We have several K40 boards, and when we “bricked” all our LPC11C24 boards, we had a schedule gap and decided to get the LCD driver running with our real-time kernel.

Diminishing Returns

We continually evaluate new architectures. At the moment we are working on some ARM processors from Freescale (shown above). What’s on the horizon? A few years ago we were holding our breath for the Xilinx ZYNQ FPGA with dual ARM hard-cores, but we don't think it lived up to its marketing claims. Certainly not on cost when looking at evaluation boards, perhaps the volume market did see value? For us, the PowerPC in Xilinx FPGAs were difficult to program compared to stand-alone devices from Freescale and AMCC. The small micro-controllers are useful for intelligent I/O, but we will use something else for more challenging work—like imaging and networking. We also waited for Freescale’s QorIQTM and Texas Instruments’ multi-core DSPs. They are already launching new devices which will take a while to drop off the PowerPoint slides — LayerScape, but the ARM 64-bit version.
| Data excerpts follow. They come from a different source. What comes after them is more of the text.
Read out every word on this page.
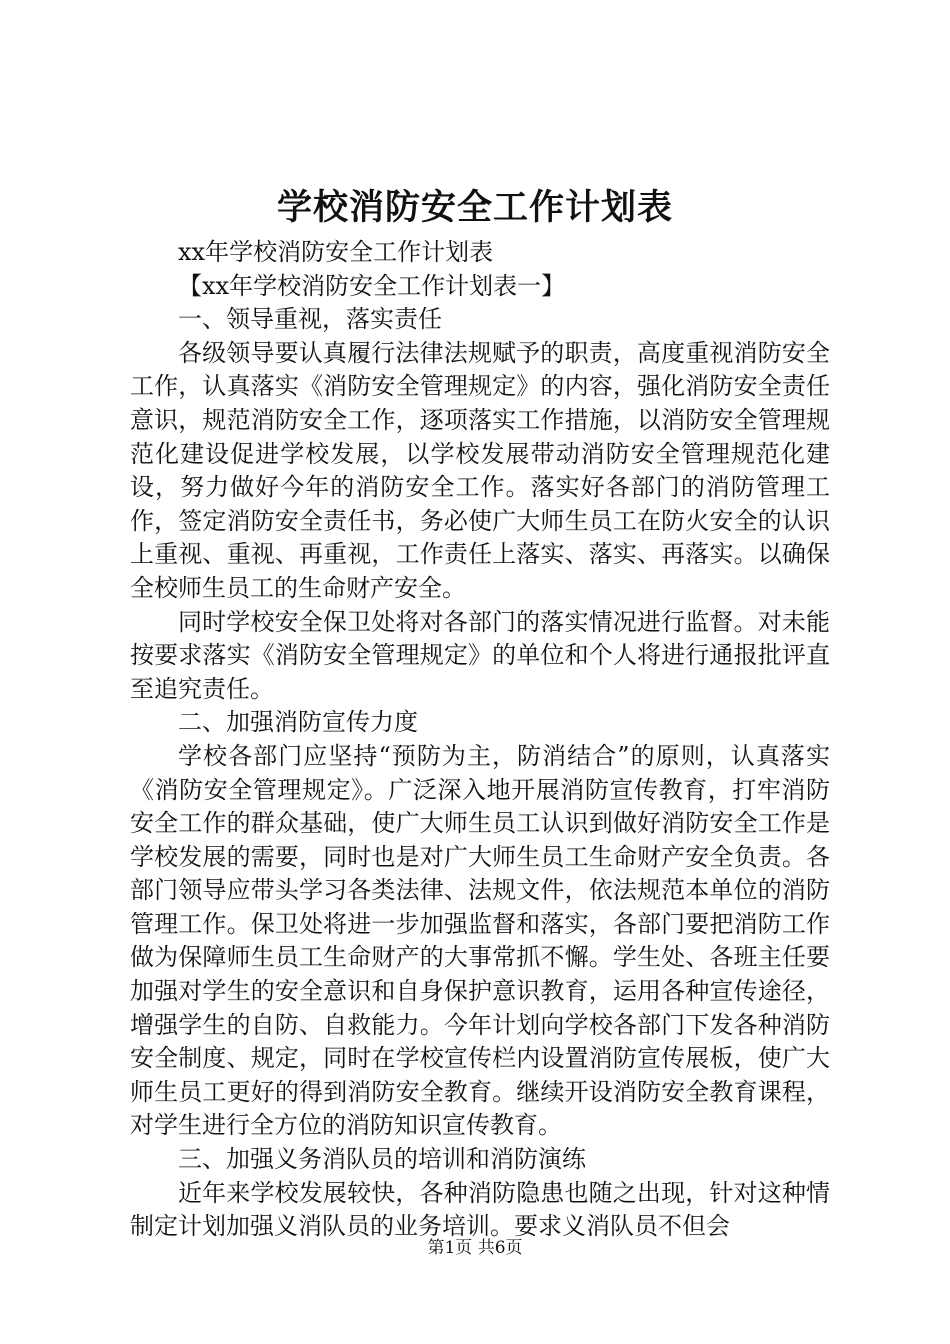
学校消防安全工作计划表

xx年学校消防安全工作计划表

【xx年学校消防安全工作计划表一】

一、领导重视，落实责任

各级领导要认真履行法律法规赋予的职责，高度重视消防安全工作，认真落实《消防安全管理规定》的内容，强化消防安全责任意识，规范消防安全工作，逐项落实工作措施，以消防安全管理规范化建设促进学校发展，以学校发展带动消防安全管理规范化建设，努力做好今年的消防安全工作。落实好各部门的消防管理工作，签定消防安全责任书，务必使广大师生员工在防火安全的认识上重视、重视、再重视，工作责任上落实、落实、再落实。以确保全校师生员工的生命财产安全。

同时学校安全保卫处将对各部门的落实情况进行监督。对未能按要求落实《消防安全管理规定》的单位和个人将进行通报批评直至追究责任。

二、加强消防宣传力度

学校各部门应坚持“预防为主，防消结合”的原则，认真落实《消防安全管理规定》。广泛深入地开展消防宣传教育，打牢消防安全工作的群众基础，使广大师生员工认识到做好消防安全工作是学校发展的需要，同时也是对广大师生员工生命财产安全负责。各部门领导应带头学习各类法律、法规文件，依法规范本单位的消防管理工作。保卫处将进一步加强监督和落实，各部门要把消防工作做为保障师生员工生命财产的大事常抓不懈。学生处、各班主任要加强对学生的安全意识和自身保护意识教育，运用各种宣传途径，增强学生的自防、自救能力。今年计划向学校各部门下发各种消防安全制度、规定，同时在学校宣传栏内设置消防宣传展板，使广大师生员工更好的得到消防安全教育。继续开设消防安全教育课程，对学生进行全方位的消防知识宣传教育。

三、加强义务消队员的培训和消防演练

近年来学校发展较快，各种消防隐患也随之出现，针对这种情制定计划加强义消队员的业务培训。要求义消队员不但会

第1页 共6页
What are customers looking at? We do not get advance notice, and often go to meetings where a group of engineers want knowledge on a particular part during an interview. Most ARM vendors have several hundred variants of a Cortex-M0 or M3/4, and each databook runs into hundreds or thousands of pages. When you do happen to know the actual device, the lead engineer tells you he cannot employ you for a project as he only has $50K a year. Even these projects are getting fewer and way off the leading edge.

Future Plans

We generally follow the money, and between payments, we indulge ourselves in red wine and evaluation boards. We are tired of the toys that do not have decent debug capability with JTAG ports that crash. Better efforts to address debug for software developers (no halting to read memory would help), vendors simply look at the lowest cost of sand to push onto the slaves in the salt mines. We really feel sorry for the next generation of developers, as we doubt it will improve with increasing cores and clock speeds (how can you possibly trace multi-cores over a single trace port that runs much slower than any of the cores?). Instrumentation has gone nowhere other than academic exercises.

Altera is several years late with their quad-core A53 devices — possibly due to ambitious plans following Intel's promises for foundary services at 14nm with their tri-gate. If Altera ever thought they were going to get priority over any Intel work, then they forgot to read up on the trainwreck left by the RISC marketing CEO's who adopted x86.

We will spend money on hardware that has networking capability, multiple cores (one used to debug the others, one for running a schedule, the others to do work), and 64-bit. 2014 does not look like the year to spend, as we are mid October when updating this page — still no AMD, APM or Cavium ARMv8 in sight even though vendors are claiming to be shipping evaluation boards; but without datasheets.